The downbeat data overshadowed the approval of a rise in the US statutory borrowing limit by the House of Representatives on Monday night. The US Senate is expected to pass the measure later on Tuesday. Banks were broadly weaker. Barclays slipped 0.1 percent after posting results, which traders said were mixed but better than expected. HSBC, however, edged up 0.4 percent, building on gains made in the previous session following its better than expected first half numbers. Lloyds Banking Group shed 3 percent and Royal Bank of Scotland fell 2.2 percent, ahead of results on Thursday and Friday respectively.
Hargreaves Lansdown fell 12.7 percent, the top FTSE 100 faller, as traders cited the impact of new rules, published on Monday by the Financial Services Authority (FSA), looking to ban payments by fund managers to platform providers. Pre-earnings nerves also hit GKN, off 4.7 percent, with the engineer due to report first-half results on Wednesday.
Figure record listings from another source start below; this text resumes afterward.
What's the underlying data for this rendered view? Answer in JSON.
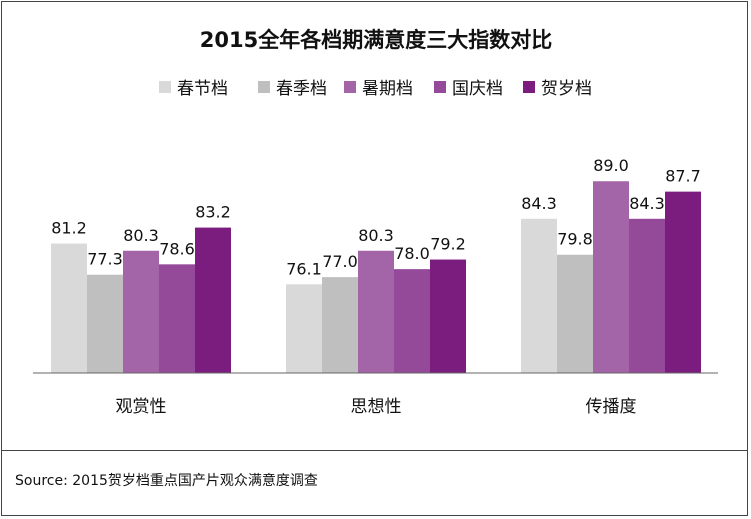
{
  "chart_data": {
    "type": "bar",
    "title": "2015全年各档期满意度三大指数对比",
    "categories": [
      "观赏性",
      "思想性",
      "传播度"
    ],
    "series": [
      {
        "name": "春节档",
        "color": "#d9d9d9",
        "values": [
          81.2,
          76.1,
          84.3
        ]
      },
      {
        "name": "春季档",
        "color": "#bfbfbf",
        "values": [
          77.3,
          77.0,
          79.8
        ]
      },
      {
        "name": "暑期档",
        "color": "#a464a8",
        "values": [
          80.3,
          80.3,
          89.0
        ]
      },
      {
        "name": "国庆档",
        "color": "#954a99",
        "values": [
          78.6,
          78.0,
          84.3
        ]
      },
      {
        "name": "贺岁档",
        "color": "#7b1c7f",
        "values": [
          83.2,
          79.2,
          87.7
        ]
      }
    ],
    "xlabel": "",
    "ylabel": "",
    "ylim": [
      65,
      90
    ],
    "grid": false,
    "legend": "top"
  },
  "source": "Source: 2015贺岁档重点国产片观众满意度调查"
}
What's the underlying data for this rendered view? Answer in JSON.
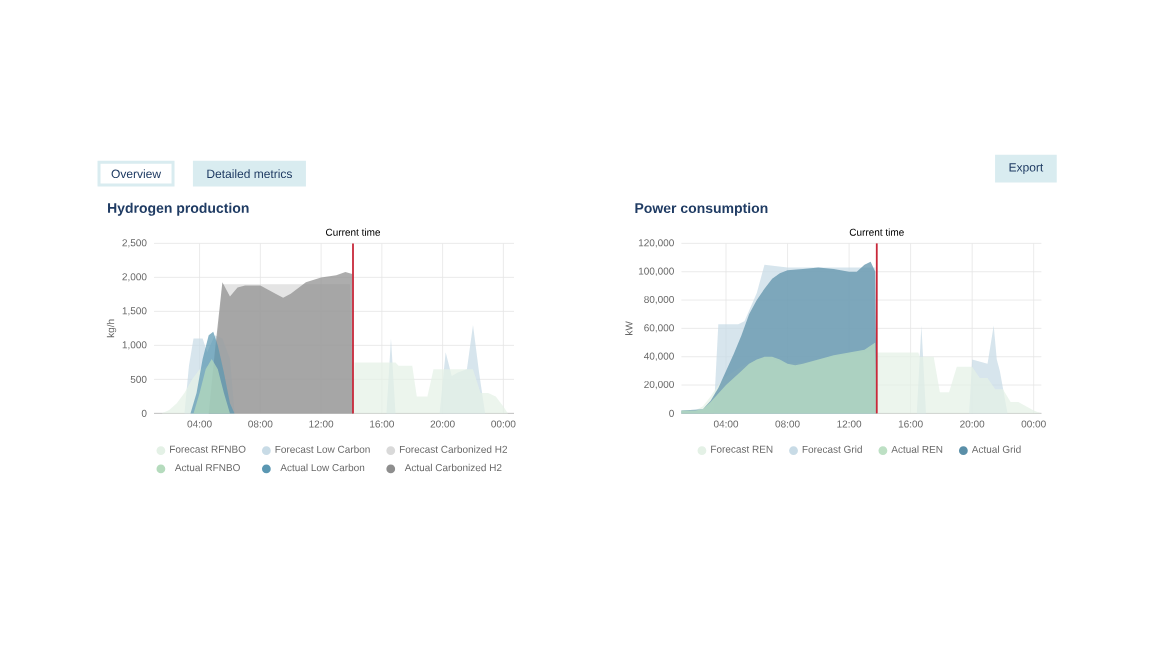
{
  "chart_data": [
    {
      "type": "area",
      "title": "Hydrogen production",
      "ylabel": "kg/h",
      "annotations": [
        "Overview",
        "Detailed metrics"
      ],
      "xlim": [
        1,
        24.7
      ],
      "xticks": [
        {
          "value": 4,
          "label": "04:00"
        },
        {
          "value": 8,
          "label": "08:00"
        },
        {
          "value": 12,
          "label": "12:00"
        },
        {
          "value": 16,
          "label": "16:00"
        },
        {
          "value": 20,
          "label": "20:00"
        },
        {
          "value": 24,
          "label": "00:00"
        }
      ],
      "ylim": [
        0,
        2500
      ],
      "yticks": [
        0,
        500,
        {
          "value": 1000,
          "label": "1,000"
        },
        {
          "value": 1500,
          "label": "1,500"
        },
        {
          "value": 2000,
          "label": "2,000"
        },
        {
          "value": 2500,
          "label": "2,500"
        }
      ],
      "grid": true,
      "legend": "bottom",
      "ref_lines": [
        {
          "axis": "x",
          "value": 14.1,
          "label": "Current time",
          "color": "#c8283a"
        }
      ],
      "series": [
        {
          "name": "Forecast RFNBO",
          "color": "#e4f1e6",
          "x": [
            1.5,
            2,
            2.5,
            3,
            3.5,
            4,
            4.5,
            5,
            5.5,
            6,
            6.3,
            14.1,
            14.2,
            16,
            16.9,
            17.1,
            18,
            18.3,
            19,
            19.4,
            20,
            21,
            22,
            22.5,
            23,
            23.5,
            24,
            24.3
          ],
          "values": [
            0,
            50,
            150,
            300,
            500,
            650,
            700,
            650,
            400,
            100,
            0,
            0,
            750,
            750,
            750,
            700,
            700,
            250,
            250,
            650,
            650,
            650,
            650,
            300,
            300,
            250,
            100,
            0
          ]
        },
        {
          "name": "Forecast Low Carbon",
          "color": "#c8dbe6",
          "x": [
            3,
            3.3,
            3.6,
            4.2,
            4.5,
            5,
            5.5,
            6,
            6.3,
            16.3,
            16.6,
            16.9,
            19.8,
            20.2,
            20.6,
            21,
            21.6,
            22,
            22.4,
            22.8
          ],
          "values": [
            0,
            700,
            1100,
            1100,
            900,
            1150,
            1100,
            800,
            0,
            0,
            1100,
            0,
            0,
            900,
            550,
            600,
            650,
            1300,
            600,
            0
          ]
        },
        {
          "name": "Forecast Carbonized H2",
          "color": "#d9d9d9",
          "x": [
            4.7,
            5.5,
            6,
            13.9,
            14.1
          ],
          "values": [
            0,
            1900,
            1900,
            1900,
            0
          ]
        },
        {
          "name": "Actual RFNBO",
          "color": "#b5dbbd",
          "x": [
            3.6,
            4,
            4.4,
            4.8,
            5.2,
            5.6,
            6
          ],
          "values": [
            0,
            300,
            650,
            800,
            650,
            300,
            0
          ]
        },
        {
          "name": "Actual Low Carbon",
          "color": "#5a97b2",
          "x": [
            3.4,
            3.8,
            4.2,
            4.6,
            4.9,
            5.2,
            5.6,
            6,
            6.3
          ],
          "values": [
            0,
            300,
            800,
            1150,
            1200,
            1000,
            600,
            150,
            0
          ]
        },
        {
          "name": "Actual Carbonized H2",
          "color": "#8e8e8e",
          "x": [
            4.6,
            5,
            5.5,
            6,
            6.5,
            7,
            8,
            9,
            9.5,
            10,
            11,
            12,
            13,
            13.6,
            14.05,
            14.1
          ],
          "values": [
            0,
            900,
            1930,
            1720,
            1850,
            1880,
            1880,
            1760,
            1700,
            1760,
            1930,
            2000,
            2030,
            2080,
            2050,
            0
          ]
        }
      ]
    },
    {
      "type": "area",
      "title": "Power consumption",
      "ylabel": "kW",
      "annotations": [
        "Export"
      ],
      "xlim": [
        1.1,
        24.5
      ],
      "xticks": [
        {
          "value": 4,
          "label": "04:00"
        },
        {
          "value": 8,
          "label": "08:00"
        },
        {
          "value": 12,
          "label": "12:00"
        },
        {
          "value": 16,
          "label": "16:00"
        },
        {
          "value": 20,
          "label": "20:00"
        },
        {
          "value": 24,
          "label": "00:00"
        }
      ],
      "ylim": [
        0,
        120000
      ],
      "yticks": [
        0,
        {
          "value": 20000,
          "label": "20,000"
        },
        {
          "value": 40000,
          "label": "40,000"
        },
        {
          "value": 60000,
          "label": "60,000"
        },
        {
          "value": 80000,
          "label": "80,000"
        },
        {
          "value": 100000,
          "label": "100,000"
        },
        {
          "value": 120000,
          "label": "120,000"
        }
      ],
      "grid": true,
      "legend": "bottom",
      "ref_lines": [
        {
          "axis": "x",
          "value": 13.8,
          "label": "Current time",
          "color": "#c8283a"
        }
      ],
      "series": [
        {
          "name": "Forecast REN",
          "color": "#e4f1e6",
          "x": [
            1.1,
            2,
            2.5,
            3,
            3.5,
            4,
            5,
            6,
            7,
            8,
            9,
            10,
            11,
            12,
            13,
            13.8,
            14,
            16.5,
            16.6,
            17.5,
            17.9,
            18.5,
            19,
            20,
            20.5,
            21,
            21.5,
            22,
            22.5,
            23,
            23.5,
            24,
            24.5
          ],
          "values": [
            2000,
            2000,
            5000,
            12000,
            20000,
            26000,
            33000,
            38000,
            38000,
            35000,
            36000,
            38000,
            40000,
            42000,
            43000,
            43000,
            43000,
            43000,
            40000,
            40000,
            15000,
            15000,
            33000,
            33000,
            25000,
            25000,
            17000,
            17000,
            8000,
            8000,
            5000,
            2000,
            0
          ]
        },
        {
          "name": "Forecast Grid",
          "color": "#c8dbe6",
          "x": [
            3.2,
            3.5,
            4.8,
            5.2,
            6,
            6.5,
            8,
            10,
            12,
            12.5,
            13.7,
            13.8,
            16.4,
            16.7,
            17,
            19.8,
            20,
            21,
            21.4,
            21.6,
            21.8,
            22.3
          ],
          "values": [
            0,
            63000,
            63000,
            65000,
            85000,
            105000,
            103000,
            103000,
            103000,
            103000,
            103000,
            0,
            0,
            62000,
            0,
            0,
            38000,
            35000,
            62000,
            38000,
            30000,
            0
          ]
        },
        {
          "name": "Actual REN",
          "color": "#bde0c4",
          "x": [
            1.1,
            2,
            2.5,
            3,
            3.5,
            4,
            4.5,
            5,
            5.5,
            6,
            6.5,
            7,
            7.5,
            8,
            8.5,
            9,
            10,
            11,
            12,
            13,
            13.7,
            13.8
          ],
          "values": [
            2000,
            2000,
            3000,
            8000,
            14000,
            20000,
            25000,
            30000,
            35000,
            38000,
            40000,
            40000,
            38000,
            35000,
            34000,
            35000,
            38000,
            41000,
            43000,
            45000,
            50000,
            0
          ]
        },
        {
          "name": "Actual Grid",
          "color": "#5a8fa8",
          "x": [
            1.1,
            2.5,
            3,
            3.5,
            4,
            4.5,
            5,
            5.5,
            6,
            6.5,
            7,
            7.5,
            8,
            9,
            10,
            11,
            12,
            12.5,
            13,
            13.4,
            13.7,
            13.8
          ],
          "values": [
            2000,
            3000,
            9000,
            18000,
            30000,
            42000,
            55000,
            70000,
            80000,
            88000,
            95000,
            99000,
            101000,
            102000,
            103000,
            102000,
            100000,
            100000,
            105000,
            107000,
            100000,
            0
          ]
        }
      ]
    }
  ]
}
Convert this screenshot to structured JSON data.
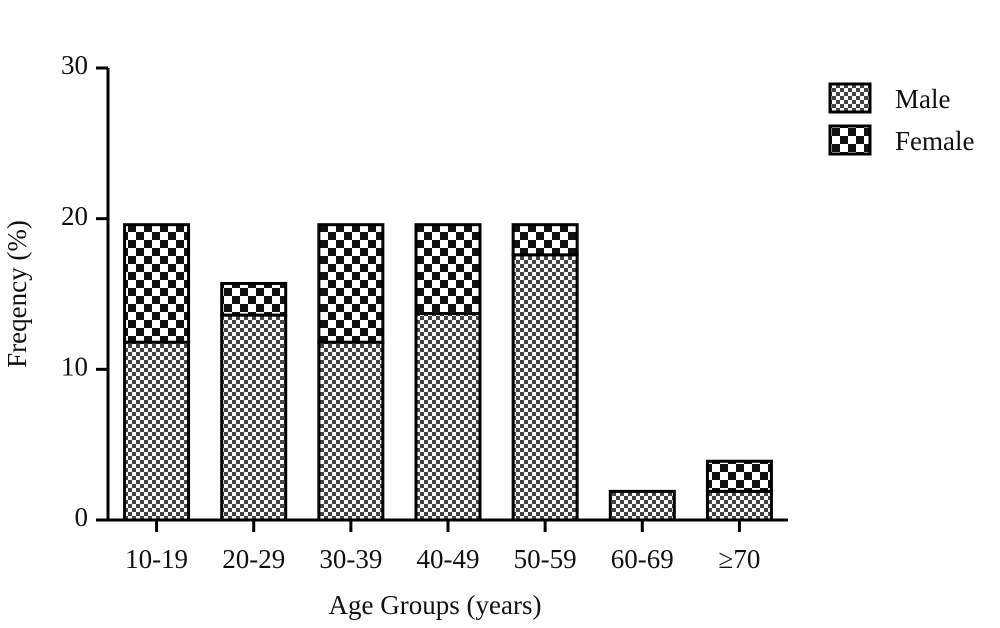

Buyers came in for utility stocks for their defensive attractions and as sentiment in the sector was lifted by Hong Kong tycoon Li Ka-shing's agreement to buy Northumbrian Water for 2.4 billion pounds ($3.9 billion) - the biggest take-over this year of a British-listed company.
FTSE 250-listed Northumbrian Water and Pennon advanced 4.5 percent and 3.0 percent respectively, while large-caps Severn Trent and United Utilities added 2.5 percent and 1.1 percent. Other stocks with defensive qualities were also in demand. Energy network operator National Grid rose 2.0 percent, cigarette firm British American Tobacco was up 1.0 percent, and grocer Wm Morrison Supermarkets 1.2 percent firmer. Fashion retailer Next added 1.1 percent ahead of its second-quarter trading update on Wednesday.